Despite it’s condescending title, “The Ladies: God Bless Them!”, a short article in William Arthur Deacon’s The Four Jameses (1927), is important in that it contains reference to some of “the ladies” who interest us: notably Anastatia Hogan.

In going back and revisiting authors we had revised in the SFU database, I noticed that our information about Anastatia Hogan might be erroneous. It might also be exactly true. The problem is, I can’t tell which. It turns out that there were at least three Anastatia (or Anastasia) Hogans born in Newfoundland at the right time to be our author, and we have no concrete evidence about which is the poet Anastatia.
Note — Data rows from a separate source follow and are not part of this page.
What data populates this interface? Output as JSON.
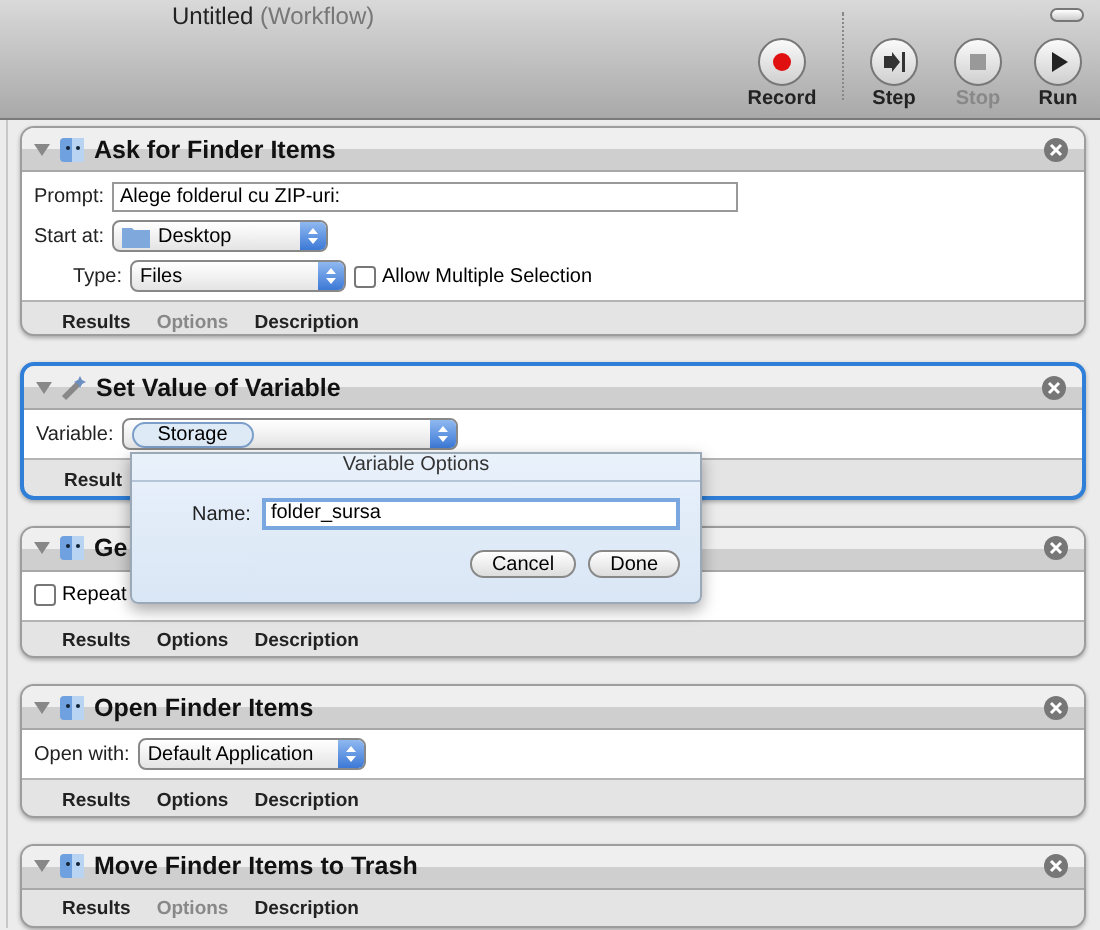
{
  "window": {
    "title": "Untitled",
    "subtitle": "(Workflow)"
  },
  "toolbar": [
    {
      "kind": "record",
      "label": "Record",
      "disabled": false
    },
    {
      "kind": "step",
      "label": "Step",
      "disabled": false
    },
    {
      "kind": "stop",
      "label": "Stop",
      "disabled": true
    },
    {
      "kind": "run",
      "label": "Run",
      "disabled": false
    }
  ],
  "actions": [
    {
      "title": "Ask for Finder Items",
      "selected": false,
      "rows": [
        {
          "items": [
            {
              "kind": "label",
              "text": "Prompt:"
            },
            {
              "kind": "text_field",
              "value": "Alege folderul cu ZIP-uri:"
            }
          ]
        },
        {
          "items": [
            {
              "kind": "label",
              "text": "Start at:"
            },
            {
              "kind": "folder_popup",
              "value": "Desktop"
            }
          ]
        },
        {
          "items": [
            {
              "kind": "label",
              "text": "Type:"
            },
            {
              "kind": "popup",
              "value": "Files"
            },
            {
              "kind": "checkbox",
              "text": "Allow Multiple Selection",
              "checked": false
            }
          ]
        }
      ],
      "footer": [
        {
          "label": "Results",
          "disabled": false
        },
        {
          "label": "Options",
          "disabled": true
        },
        {
          "label": "Description",
          "disabled": false
        }
      ]
    },
    {
      "title": "Set Value of Variable",
      "selected": true,
      "rows": [
        {
          "items": [
            {
              "kind": "label",
              "text": "Variable:"
            },
            {
              "kind": "variable_popup",
              "value": "Storage"
            }
          ]
        }
      ],
      "footer": [
        {
          "label": "Result",
          "disabled": false
        }
      ]
    },
    {
      "title": "Ge",
      "selected": false,
      "rows": [
        {
          "items": [
            {
              "kind": "checkbox",
              "text": "Repeat",
              "checked": false
            }
          ]
        }
      ],
      "footer": [
        {
          "label": "Results",
          "disabled": false
        },
        {
          "label": "Options",
          "disabled": false
        },
        {
          "label": "Description",
          "disabled": false
        }
      ]
    },
    {
      "title": "Open Finder Items",
      "selected": false,
      "rows": [
        {
          "items": [
            {
              "kind": "label",
              "text": "Open with:"
            },
            {
              "kind": "popup",
              "value": "Default Application"
            }
          ]
        }
      ],
      "footer": [
        {
          "label": "Results",
          "disabled": false
        },
        {
          "label": "Options",
          "disabled": false
        },
        {
          "label": "Description",
          "disabled": false
        }
      ]
    },
    {
      "title": "Move Finder Items to Trash",
      "selected": false,
      "footer": [
        {
          "label": "Results",
          "disabled": false
        },
        {
          "label": "Options",
          "disabled": true
        },
        {
          "label": "Description",
          "disabled": false
        }
      ]
    }
  ],
  "dialog": {
    "title": "Variable Options",
    "label": "Name:",
    "value": "folder_sursa",
    "buttons": [
      "Cancel",
      "Done"
    ]
  }
}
W.A. Deacon’s article does not shed much light on this biographical conundrum, but it does tell us a little about Anastatia Hogan as a poet, and a very little, too, about other female poets of the time.

The opening poem in the article is by Lady Roddick (Amy Redpath Roddick). James McIntyre’s daughter Kate Ruttan is discussed in the text—not surprisingly as he in one of the “four Jameses”—along with only two other women: Anastatia Hogan from Newfoundland, and Lillian Forbes Gunter of Regina, Saskatchewan. Of these, most attention is given to Anastatia Hogan, but we are still left wondering who she was, who her parents were, where she lived, and how poetry was integrated into her fuller life.

We’ll delve a little deeper, of course, but so far we have no way of determining which Anastatia to follow, biographically. If anyone out there has more information, please let us know!

Deacon, William Arthur. “The Ladies: God Bless Them!” The Four Jameses (Ottawa: Graphic, 1927) 181-185.